However, what the changes demonstrate is not so much that polls were incorrect, but that the days running up to the actual voting in referendums often see sharp movement in voter sentiment. So if this is to be replicated, then this campaign would have to be like the previous referendums instanced above.
But there are significant reasons for believing that this campaign is different. For a start, people know what the question is, and they are aware of the debate which has been raging for months.
Few voters knew, for example, what the Oireachtas inquiries referendum was about. That reduces the scope for volatility.
Secondly, while the measure is being proposed by the Government, the campaign has been led by civic society groups. That diminishes the chances of a large anti-Government vote - and anyway, this Government is not as unpopular as the last one.
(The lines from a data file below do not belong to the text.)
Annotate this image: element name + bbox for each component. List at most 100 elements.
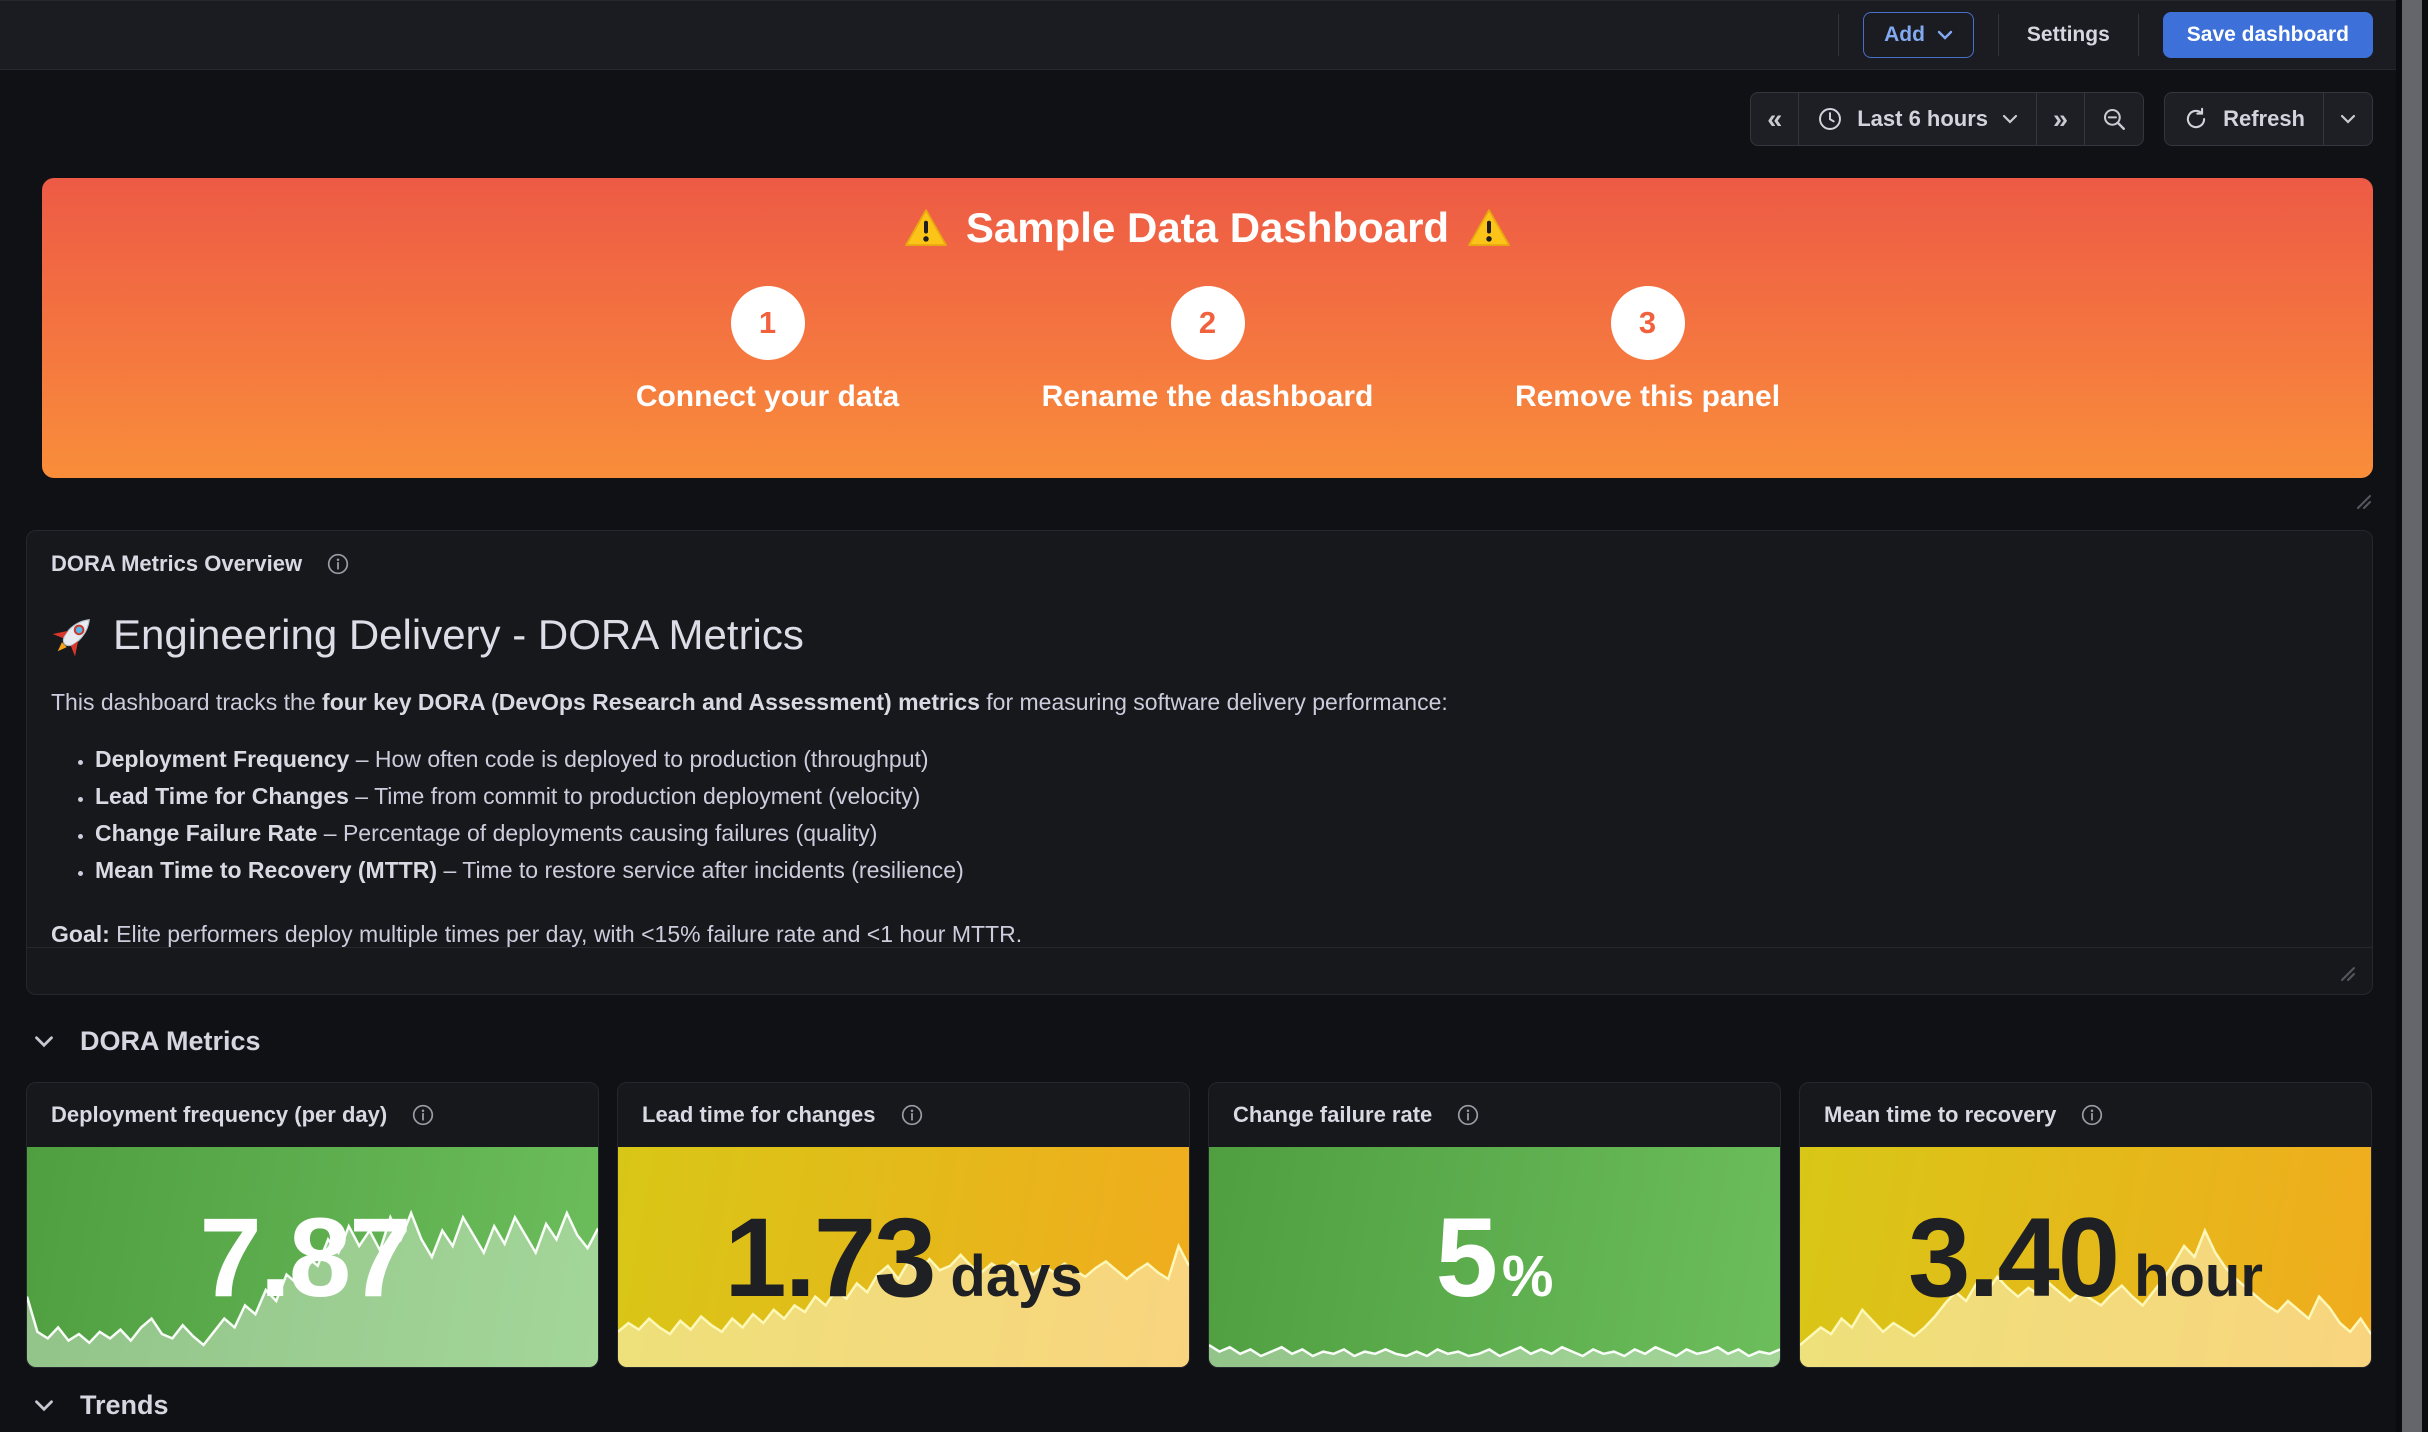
panel-title: Change failure rate bbox=[1233, 1102, 1433, 1127]
skip-back-glyph: « bbox=[1767, 103, 1783, 134]
panel-header: Mean time to recovery bbox=[1800, 1083, 2371, 1147]
stat-panel-deployment-frequency: Deployment frequency (per day) 7.87 bbox=[26, 1082, 599, 1368]
step-label: Rename the dashboard bbox=[1041, 380, 1374, 413]
intro-prefix: This dashboard tracks the bbox=[51, 689, 323, 715]
chevron-down-icon bbox=[2340, 114, 2356, 124]
refresh-button[interactable]: Refresh bbox=[2165, 93, 2323, 145]
intro-bold: four key DORA (DevOps Research and Asses… bbox=[322, 689, 980, 715]
overview-divider bbox=[27, 947, 2372, 948]
sparkline-chart bbox=[1209, 1147, 1780, 1367]
info-icon[interactable] bbox=[900, 1103, 924, 1127]
row-header-label: DORA Metrics bbox=[80, 1026, 261, 1056]
time-shift-back-button[interactable]: « bbox=[1751, 93, 1798, 145]
save-dashboard-button[interactable]: Save dashboard bbox=[2162, 12, 2373, 58]
settings-button[interactable]: Settings bbox=[2023, 12, 2114, 58]
row-header-label: Trends bbox=[80, 1390, 169, 1420]
stat-body: 1.73 days bbox=[618, 1147, 1189, 1367]
refresh-icon bbox=[2183, 106, 2209, 132]
panel-title: Deployment frequency (per day) bbox=[51, 1102, 388, 1127]
chevron-down-icon bbox=[1937, 30, 1953, 40]
info-icon[interactable] bbox=[411, 1103, 435, 1127]
row-header-trends[interactable]: Trends bbox=[34, 1390, 169, 1421]
chevron-down-icon bbox=[2002, 114, 2018, 124]
banner-resize-handle[interactable] bbox=[2350, 488, 2374, 512]
goal-label: Goal: bbox=[51, 921, 110, 947]
list-item: Change Failure Rate – Percentage of depl… bbox=[95, 815, 2348, 852]
zoom-out-time-button[interactable] bbox=[2084, 93, 2143, 145]
stat-panel-lead-time: Lead time for changes 1.73 days bbox=[617, 1082, 1190, 1368]
toolbar-divider bbox=[2137, 14, 2139, 56]
goal-text: Elite performers deploy multiple times p… bbox=[109, 921, 1023, 947]
time-range-group: « Last 6 hours » bbox=[1750, 92, 2145, 146]
step-number-badge: 1 bbox=[730, 286, 805, 360]
time-controls: « Last 6 hours » bbox=[1750, 92, 2373, 146]
overview-heading-text: Engineering Delivery - DORA Metrics bbox=[113, 611, 804, 658]
banner-step-2: 2 Rename the dashboard bbox=[1028, 286, 1388, 414]
time-range-label: Last 6 hours bbox=[1857, 106, 1989, 131]
sparkline-chart bbox=[618, 1147, 1189, 1367]
stat-unit: % bbox=[1501, 1243, 1554, 1309]
sample-data-banner-panel: Sample Data Dashboard 1 Connect your dat… bbox=[42, 178, 2373, 478]
panel-title: Mean time to recovery bbox=[1824, 1102, 2057, 1127]
time-shift-forward-button[interactable]: » bbox=[2036, 93, 2084, 145]
metric-list: Deployment Frequency – How often code is… bbox=[95, 741, 2348, 889]
row-header-dora-metrics[interactable]: DORA Metrics bbox=[34, 1026, 261, 1057]
warning-icon bbox=[1467, 208, 1511, 248]
goal-line: Goal: Elite performers deploy multiple t… bbox=[51, 921, 2348, 948]
refresh-label: Refresh bbox=[2223, 106, 2305, 131]
stat-value: 1.73 bbox=[724, 1194, 936, 1320]
stat-unit: hour bbox=[2134, 1243, 2263, 1309]
stat-value-wrap: 5 % bbox=[1436, 1193, 1554, 1322]
rocket-icon bbox=[51, 612, 97, 658]
stat-body: 5 % bbox=[1209, 1147, 1780, 1367]
refresh-interval-dropdown[interactable] bbox=[2323, 93, 2372, 145]
stat-value-wrap: 7.87 bbox=[200, 1193, 426, 1322]
list-item: Deployment Frequency – How often code is… bbox=[95, 741, 2348, 778]
settings-button-label: Settings bbox=[2026, 23, 2110, 46]
stat-unit: days bbox=[950, 1243, 1083, 1309]
panel-title: DORA Metrics Overview bbox=[51, 551, 303, 576]
stat-value-wrap: 1.73 days bbox=[724, 1193, 1082, 1322]
stat-value: 3.40 bbox=[1908, 1194, 2120, 1320]
panel-title: Lead time for changes bbox=[642, 1102, 876, 1127]
banner-steps: 1 Connect your data 2 Rename the dashboa… bbox=[588, 286, 1828, 414]
panel-header: Change failure rate bbox=[1209, 1083, 1780, 1147]
stat-body: 7.87 bbox=[27, 1147, 598, 1367]
step-number-badge: 3 bbox=[1610, 286, 1685, 360]
dora-overview-panel: DORA Metrics Overview Engineering Delive… bbox=[26, 530, 2373, 995]
intro-suffix: for measuring software delivery performa… bbox=[979, 689, 1448, 715]
banner-title: Sample Data Dashboard bbox=[904, 204, 1511, 252]
panel-header: DORA Metrics Overview bbox=[51, 551, 2348, 577]
panel-header: Deployment frequency (per day) bbox=[27, 1083, 598, 1147]
stat-panel-mttr: Mean time to recovery 3.40 hour bbox=[1799, 1082, 2372, 1368]
top-toolbar: Add Settings Save dashboard bbox=[0, 0, 2428, 70]
sparkline-chart bbox=[1800, 1147, 2371, 1367]
stat-value: 7.87 bbox=[199, 1194, 412, 1320]
banner-title-text: Sample Data Dashboard bbox=[965, 204, 1450, 251]
time-range-picker[interactable]: Last 6 hours bbox=[1798, 93, 2036, 145]
skip-forward-glyph: » bbox=[2053, 103, 2069, 134]
refresh-group: Refresh bbox=[2164, 92, 2373, 146]
panel-resize-handle[interactable] bbox=[2334, 960, 2358, 984]
info-icon[interactable] bbox=[326, 552, 350, 576]
step-label: Remove this panel bbox=[1514, 380, 1781, 413]
list-item: Mean Time to Recovery (MTTR) – Time to r… bbox=[95, 852, 2348, 889]
stat-value: 5 bbox=[1435, 1194, 1498, 1320]
toolbar-divider bbox=[1838, 14, 1840, 56]
stat-panel-change-failure-rate: Change failure rate 5 % bbox=[1208, 1082, 1781, 1368]
info-icon[interactable] bbox=[1456, 1103, 1480, 1127]
add-button-label: Add bbox=[1884, 23, 1925, 46]
page-scrollbar bbox=[2396, 0, 2428, 1432]
scrollbar-thumb[interactable] bbox=[2402, 0, 2422, 1432]
info-icon[interactable] bbox=[2080, 1103, 2104, 1127]
chevron-down-icon bbox=[34, 1399, 54, 1412]
panel-header: Lead time for changes bbox=[618, 1083, 1189, 1147]
magnifier-minus-icon bbox=[2101, 106, 2127, 132]
step-label: Connect your data bbox=[635, 380, 900, 413]
banner-step-1: 1 Connect your data bbox=[588, 286, 948, 414]
add-button[interactable]: Add bbox=[1863, 12, 1974, 58]
stat-value-wrap: 3.40 hour bbox=[1908, 1193, 2263, 1322]
overview-intro: This dashboard tracks the four key DORA … bbox=[51, 685, 2348, 719]
overview-heading: Engineering Delivery - DORA Metrics bbox=[51, 611, 2348, 659]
Thirdly, there is also evidence in the data that voters are firming up their opinions well in advance of polling day. An overwhelming 96 per cent of people say that they are absolutely not, extremely unlikely or probably unlikely to change their vote - that suggests, again, that the potential for major late volatility is not huge.
And fourthly, while there are substantial doubts about the 12 weeks proposal, there is a greater consensus in favour of changing Ireland’s abortion laws.
There are two further pieces of data from the poll worth considering. The first is when people are asked how they think their close friends will vote, they say the Yes vote is leading strongly (51 per cent to 24 per cent, with 25 per cent undecided).
In addition, when the so-called “wisdom of crowds” approach is adopted - asking all 1,200 respondents what they think the result will be - they predict a 56-44 result in favour of Yes.
The biggest remaining uncertainty about the vote is turnout. And there is an advantage for the No side here. This is a very divisive referendum, and the biggest dividing line is on age.
Older voters are much more likely to vote against repeal - if the referendum was held only among under 50s, it would romp home; if it was held among over 50s, it would crash and burn. And older voters are usually more likely to turn out.
However, the poll shows a high degree of commitment amongst both cohorts; a big effort to get out the vote will be a high priority for both sides.
Referendums have often proved notoriously unpredictable. But there are some reasons to think this one will be less unpredictable than previous votes.
Turnout will be a big part of the eventual outcome. But for all the warning signs from recent history for the Yes side - and they are real and substantial - the data is clear: the advantage remains with the repealers.